As a leading paint and coatings manufacturer, PPG understands the importance of being environmentally responsible and sustainable. In May 2022, the Ohio Chemistry Technology Council (OCTC) honored five PPG plants for programs that are advancing sustainability, health and safety.
One of the awards went to PPG’s Cleveland, OH manufacturing operations, which was honored for its new paint recycling process. The Cleveland site has recycled more than 190,000 gallons of paint.
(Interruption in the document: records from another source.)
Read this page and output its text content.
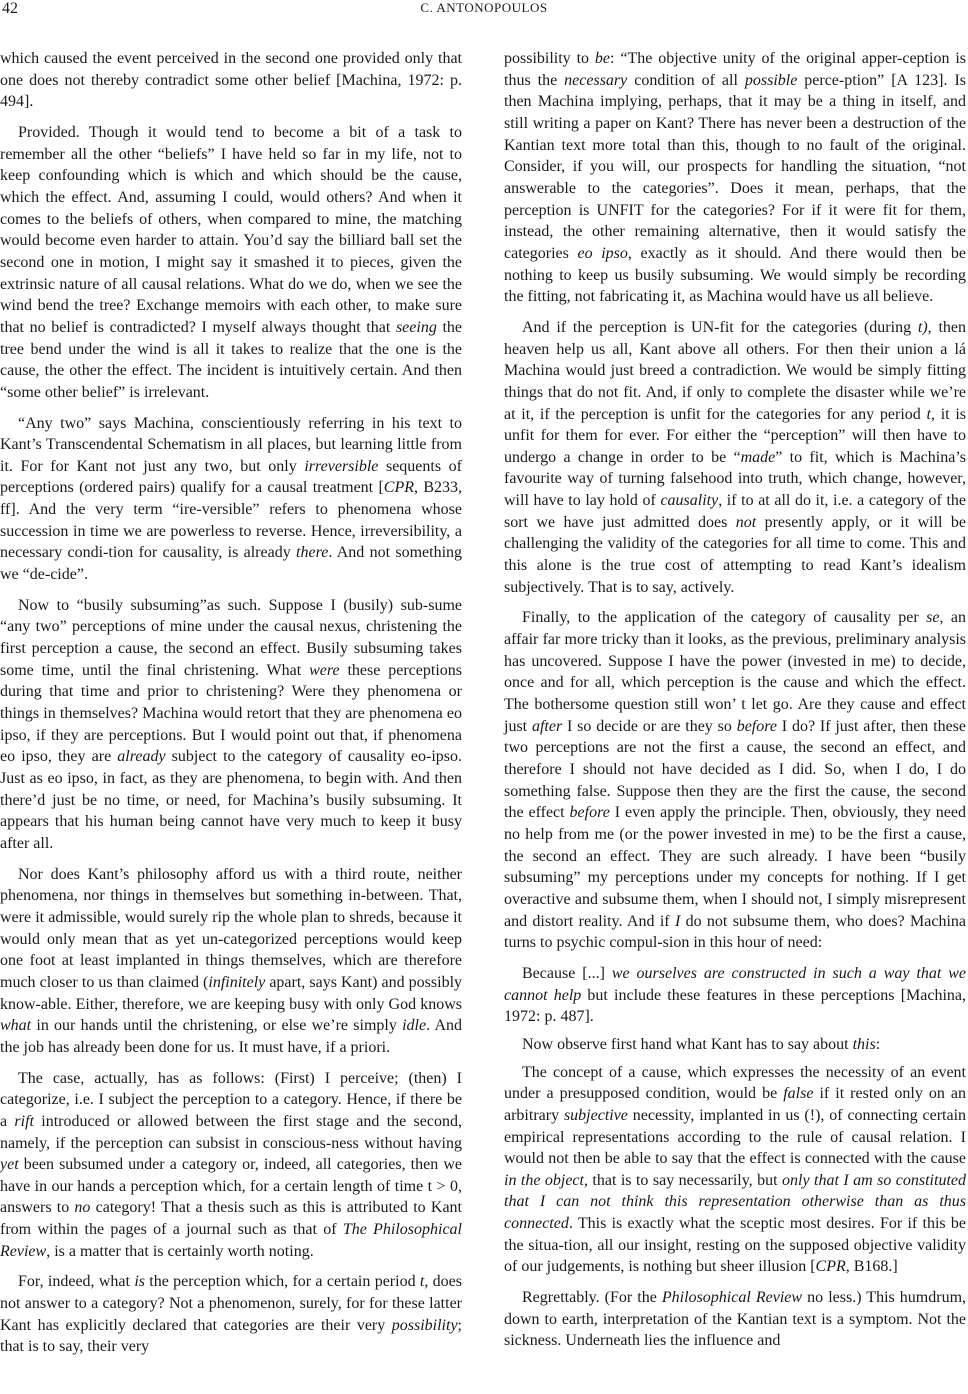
42	C. ANTONOPOULOS

which caused the event perceived in the second one provided only that one does not thereby contradict some other belief [Machina, 1972: p. 494].

Provided. Though it would tend to become a bit of a task to remember all the other “beliefs” I have held so far in my life, not to keep confounding which is which and which should be the cause, which the effect. And, assuming I could, would others? And when it comes to the beliefs of others, when compared to mine, the matching would become even harder to attain. You’d say the billiard ball set the second one in motion, I might say it smashed it to pieces, given the extrinsic nature of all causal relations. What do we do, when we see the wind bend the tree? Exchange memoirs with each other, to make sure that no belief is contradicted? I myself always thought that seeing the tree bend under the wind is all it takes to realize that the one is the cause, the other the effect. The incident is intuitively certain. And then “some other belief” is irrelevant.

“Any two” says Machina, conscientiously referring in his text to Kant’s Transcendental Schematism in all places, but learning little from it. For for Kant not just any two, but only irreversible sequents of perceptions (ordered pairs) qualify for a causal treatment [CPR, B233, ff]. And the very term “ire-versible” refers to phenomena whose succession in time we are powerless to reverse. Hence, irreversibility, a necessary condi-tion for causality, is already there. And not something we “de-cide”.

Now to “busily subsuming”as such. Suppose I (busily) sub-sume “any two” perceptions of mine under the causal nexus, christening the first perception a cause, the second an effect. Busily subsuming takes some time, until the final christening. What were these perceptions during that time and prior to christening? Were they phenomena or things in themselves? Machina would retort that they are phenomena eo ipso, if they are perceptions. But I would point out that, if phenomena eo ipso, they are already subject to the category of causality eo-ipso. Just as eo ipso, in fact, as they are phenomena, to begin with. And then there’d just be no time, or need, for Machina’s busily subsuming. It appears that his human being cannot have very much to keep it busy after all.

Nor does Kant’s philosophy afford us with a third route, neither phenomena, nor things in themselves but something in-between. That, were it admissible, would surely rip the whole plan to shreds, because it would only mean that as yet un-categorized perceptions would keep one foot at least implanted in things themselves, which are therefore much closer to us than claimed (infinitely apart, says Kant) and possibly know-able. Either, therefore, we are keeping busy with only God knows what in our hands until the christening, or else we’re simply idle. And the job has already been done for us. It must have, if a priori.

The case, actually, has as follows: (First) I perceive; (then) I categorize, i.e. I subject the perception to a category. Hence, if there be a rift introduced or allowed between the first stage and the second, namely, if the perception can subsist in conscious-ness without having yet been subsumed under a category or, indeed, all categories, then we have in our hands a perception which, for a certain length of time t > 0, answers to no category! That a thesis such as this is attributed to Kant from within the pages of a journal such as that of The Philosophical Review, is a matter that is certainly worth noting.

For, indeed, what is the perception which, for a certain period t, does not answer to a category? Not a phenomenon, surely, for for these latter Kant has explicitly declared that categories are their very possibility; that is to say, their very

possibility to be: “The objective unity of the original apper-ception is thus the necessary condition of all possible perce-ption” [A 123]. Is then Machina implying, perhaps, that it may be a thing in itself, and still writing a paper on Kant? There has never been a destruction of the Kantian text more total than this, though to no fault of the original. Consider, if you will, our prospects for handling the situation, “not answerable to the categories”. Does it mean, perhaps, that the perception is UNFIT for the categories? For if it were fit for them, instead, the other remaining alternative, then it would satisfy the categories eo ipso, exactly as it should. And there would then be nothing to keep us busily subsuming. We would simply be recording the fitting, not fabricating it, as Machina would have us all believe.

And if the perception is UN-fit for the categories (during t), then heaven help us all, Kant above all others. For then their union a lá Machina would just breed a contradiction. We would be simply fitting things that do not fit. And, if only to complete the disaster while we’re at it, if the perception is unfit for the categories for any period t, it is unfit for them for ever. For either the “perception” will then have to undergo a change in order to be “made” to fit, which is Machina’s favourite way of turning falsehood into truth, which change, however, will have to lay hold of causality, if to at all do it, i.e. a category of the sort we have just admitted does not presently apply, or it will be challenging the validity of the categories for all time to come. This and this alone is the true cost of attempting to read Kant’s idealism subjectively. That is to say, actively.

Finally, to the application of the category of causality per se, an affair far more tricky than it looks, as the previous, preliminary analysis has uncovered. Suppose I have the power (invested in me) to decide, once and for all, which perception is the cause and which the effect. The bothersome question still won’ t let go. Are they cause and effect just after I so decide or are they so before I do? If just after, then these two perceptions are not the first a cause, the second an effect, and therefore I should not have decided as I did. So, when I do, I do something false. Suppose then they are the first the cause, the second the effect before I even apply the principle. Then, obviously, they need no help from me (or the power invested in me) to be the first a cause, the second an effect. They are such already. I have been “busily subsuming” my perceptions under my concepts for nothing. If I get overactive and subsume them, when I should not, I simply misrepresent and distort reality. And if I do not subsume them, who does? Machina turns to psychic compul-sion in this hour of need:

Because [...] we ourselves are constructed in such a way that we cannot help but include these features in these perceptions [Machina, 1972: p. 487].

Now observe first hand what Kant has to say about this:

The concept of a cause, which expresses the necessity of an event under a presupposed condition, would be false if it rested only on an arbitrary subjective necessity, implanted in us (!), of connecting certain empirical representations according to the rule of causal relation. I would not then be able to say that the effect is connected with the cause in the object, that is to say necessarily, but only that I am so constituted that I can not think this representation otherwise than as thus connected. This is exactly what the sceptic most desires. For if this be the situa-tion, all our insight, resting on the supposed objective validity of our judgements, is nothing but sheer illusion [CPR, B168.]

Regrettably. (For the Philosophical Review no less.) This humdrum, down to earth, interpretation of the Kantian text is a symptom. Not the sickness. Underneath lies the influence and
Mike Corcoran, PPG’s global manager, operational sustainability, noted that the Cleveland facility is PPG’s flagship manufacturing facility for automotive OEM coatings, with approximately 230 employees. Situated in the city's West Park area, the plant has been an integral part of PPG since its acquisition in 1947 from the Forbes Varnish Company, which began operations in 1907.
In addition to using advanced manufacturing methods to produce and ship its products, the Cleveland facility is the site of a field service laboratory equipped with the same application and curing equipment used by its customers.
To date, the Cleveland PPG site has prevented more than 190,000 gallons of paint from becoming waste. This allows PPG able to reuse the paint for its production.
“A new paint recycling process at the Cleveland facility used a continuous improvement methodology that allows the site to collect leftover paint at the end of production and repurpose it as a raw material for the next batch,” Corcoran said. “Since the improvement was implemented, the site has prevented more than 190,000 gallons (719,230 liters) of paint from becoming waste.”
Corcoran said that the Cleveland’s recycling operations fits perfectly into PPG’s sustainability program.
“The more efficient we are in using materials to make our products, the less waste we produce, the fewer resources we consume and the more sustainable our operations,” said Corcoran. “That is why we first work toward absolute material utilization throughout our manufacturing processes, followed by eliminating, minimizing, reusing and recycling the waste materials we do produce.
“We employ waste mapping to track waste streams back to their sources in our facilities worldwide,” Corcoran said. “Using lean manufacturing methodologies, each facility eliminates or minimizes the identified wastes one source at a time, typically starting with the highest-volume or highest-cost waste stream identified through the mapping process. We explore reuse and recycling options for wastes that remain.
It's been a major success for PPG, which has made major strides in its sustainability efforts.
“We’ve surpassed our 2025 sustainability goal to achieve a 25% decline in waste disposal intensity versus the 2017 baseline – we achieved a 37.5% reduction in 2021,” he added. “In addition, last year we achieved 40% of our manufacturing and R&D facilities with zero process waste to landfill, above our 35% target by 2025.”